Dyne Therapeutics fell 13% on the week to $15.92 — yet options traders are suddenly the most bullish they've been all year.
The options signal is the sharpest thing in this week's data. The put/call ratio collapsed to 1.21, nearly three standard deviations below its 20-day average of 2.27. That's the lowest PCR reading in the past year, against a 52-week low of 0.22 and a high of 2.97. For a stock that has spent most of the past month with a PCR above 2.0, the shift is abrupt. Whether it reflects fresh call buying on a beaten-down name or protective puts rolling off after the selloff, the options market is no longer positioned defensively — which sits in sharp contrast to the price action.

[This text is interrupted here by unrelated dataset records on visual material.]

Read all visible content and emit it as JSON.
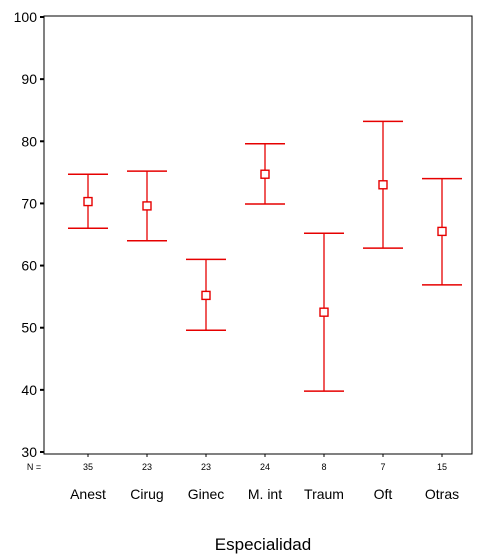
{
  "chart_data": {
    "type": "errorbar",
    "title": "",
    "xlabel": "Especialidad",
    "ylabel": "",
    "ylim": [
      30,
      100
    ],
    "yticks": [
      30,
      40,
      50,
      60,
      70,
      80,
      90,
      100
    ],
    "grid": false,
    "legend": "none",
    "color": "#e60000",
    "n_prefix": "N =",
    "categories": [
      "Anest",
      "Cirug",
      "Ginec",
      "M. int",
      "Traum",
      "Oft",
      "Otras"
    ],
    "n_values": [
      "35",
      "23",
      "23",
      "24",
      "8",
      "7",
      "15"
    ],
    "mean": [
      70.3,
      69.6,
      55.2,
      74.7,
      52.5,
      73.0,
      65.5
    ],
    "lower": [
      66.0,
      64.0,
      49.6,
      69.9,
      39.8,
      62.8,
      56.9
    ],
    "upper": [
      74.7,
      75.2,
      61.0,
      79.6,
      65.2,
      83.2,
      74.0
    ]
  }
}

Short interest tells a more familiar story. At 14.8% of free float, the short position has grown a further 2% this week and roughly 4% over the past month. The ORTEX short score holds at 64.5, almost unchanged from the 64 level flagged in last week's note — a level of stability that continues to point to a structural bearish thesis rather than speculative piling-in. The lending market offers no pressure on either side: cost to borrow is just 0.43%, barely moved week-on-week, and availability runs at 649%, meaning there are roughly six-and-a-half shares available to lend for every one already borrowed. New shorts face no friction whatsoever entering this trade.
The Street's view is stretched well above where the stock trades. The mean price target is $38.19 — more than double the current price — though that aggregate includes divergent camps. Evercore ISI trimmed its target by $1 to $33 last week while holding Outperform, and Bernstein nudged its Market Perform target up a dollar to $24, signalling limited near-term conviction even from the sideline. Bulls lean on the FORCE platform's clinical progress in neuromuscular diseases and the pipeline's forward EPS revision trajectory. Bears — and Bernstein's neutral position reflects this — cite the pre-commercial status, dilution risk, and IP exposure. With the stock now trading at a roughly 58% discount to the mean analyst target, the disconnect is wide enough that either the stock has to recover sharply, or targets need another reset.
Institutional ownership adds texture. T. Rowe Price added 13.3 million shares in Q1 2026 to reach 20% of shares outstanding — a significant commitment for a buy-and-hold manager in a pre-revenue biotech. Orbis added roughly 2 million shares in the same period, and Perceptive Advisors increased by nearly 1.2 million. On the other side, Atlas Venture trimmed modestly. The net Q1 institutional picture leans supportive, but the insider picture is less so: the CEO, CFO, CMO, and Chief Commercial Officer all sold small amounts on May 13, and board member Jason Rhodes liquidated roughly $1.5 million across May 5-6. These are not large transactions relative to the float, but the cluster of C-suite sales at prices around $18 — well above where the stock closed Friday — adds a cautious note.
Earnings are due June 5. The last two prints delivered a +4.3% day-one move and a -6.5% day-one move respectively, with wider five-day swings of -6% and +13%. The setup into June 5 is therefore less about whether the quarter lands in line and more about whether the options market's sudden shift toward calls reflects genuine new conviction on the pipeline, or simply reflects the positioning vacuum left by a month-long selloff.